VAHŞETE RAĞMEN TAKİPSİZLİK VERİLDİ
Askerin yargısız infazı itiraf ederek, iki gencin nasıl katledildiğine dair somut anlatımlarına rağmen dosyaya dair 20 Mart 2014’te zaman aşımı gerekçesiyle takipsizlik kararı verildi.
Savcılığın zaman aşımını gerekçe göstererek takipsizlik kararı vermesine İHD avukatları itiraz başvurusunda bulundu. Lice Cumhuriyet Başsavcılığı’na gönderilmek üzere Diyarbakır Cumhuriyet Başsavcılığı’na sunulan itiraz dilekçesinde, savcılığın olaya ilişkin hiçbir inceleme ve araştırma yapmaksızın zamanaşımını gerekçe göstererek kararı verdiği ifade edilerek, takipsizlik kararının hukuken kabul edilebilir olmadığına yer verildi. Ancak bu girişimden de sonuç alınamadı.

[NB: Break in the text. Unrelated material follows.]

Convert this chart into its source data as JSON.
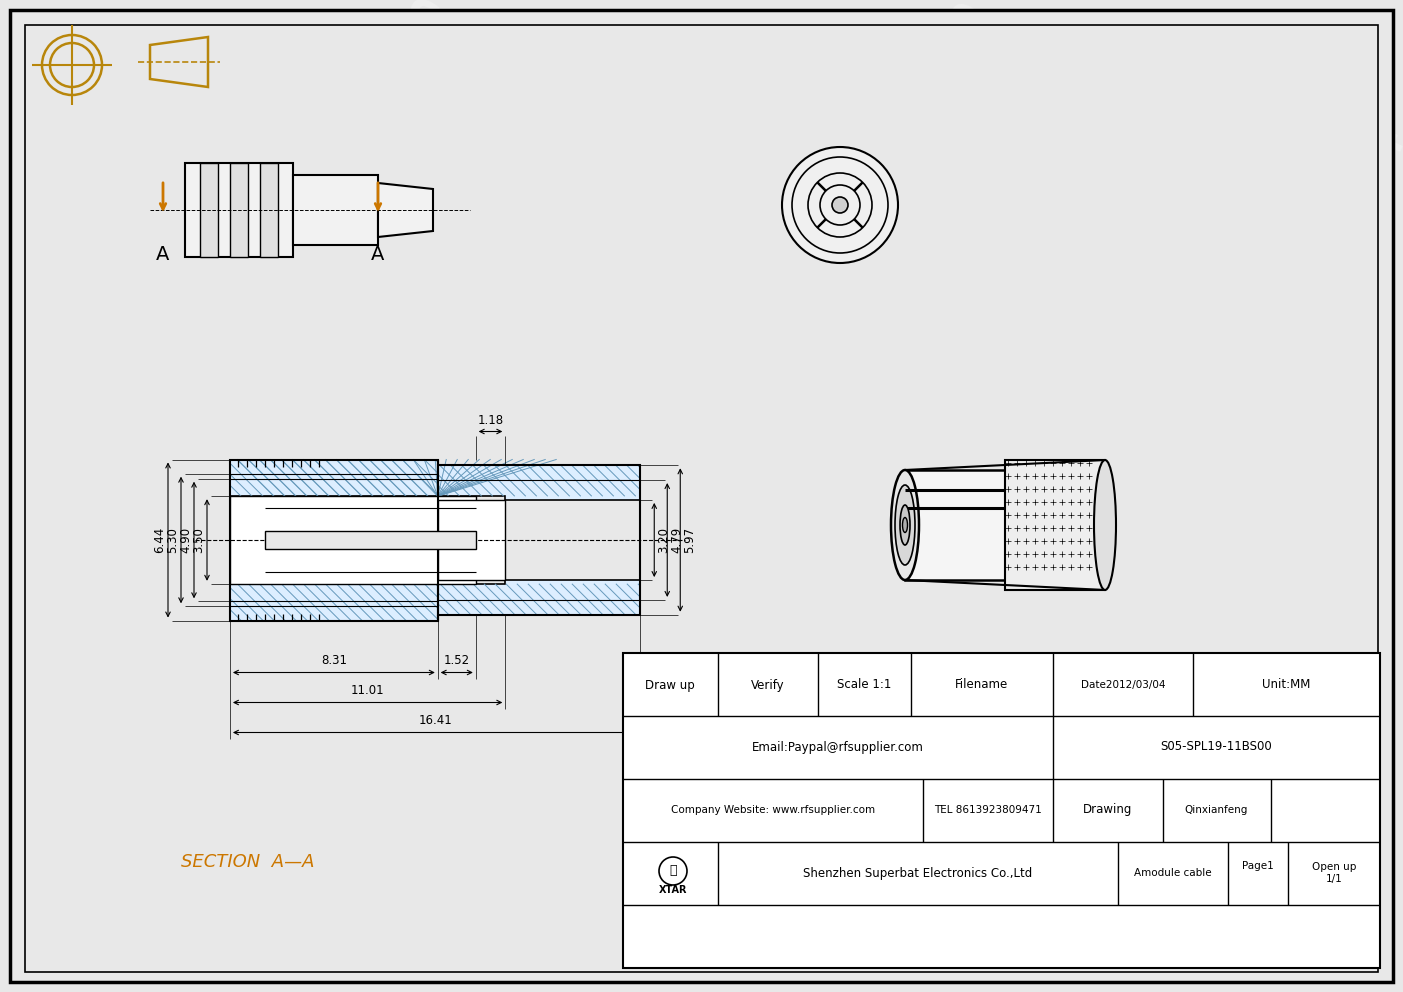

Bunun üzerine avukat Rahşan Bataray Saman, 2015 yılında Anayasa Mahkemesi’ne bireysel başvuru yaptı. Mahkeme, başvuruyu geçtiğimiz günlerde karara bağladı. Kararda, zaman aşımını gerekçe gösterilerek, kabul edilemez kararı verildi. AYM’nin bu kararıyla bir faili meçhul dosyası daha failler ve olayın tüm detayları dosyada mevcut olmasına rağmen cezasızlıkla sonuçlandı.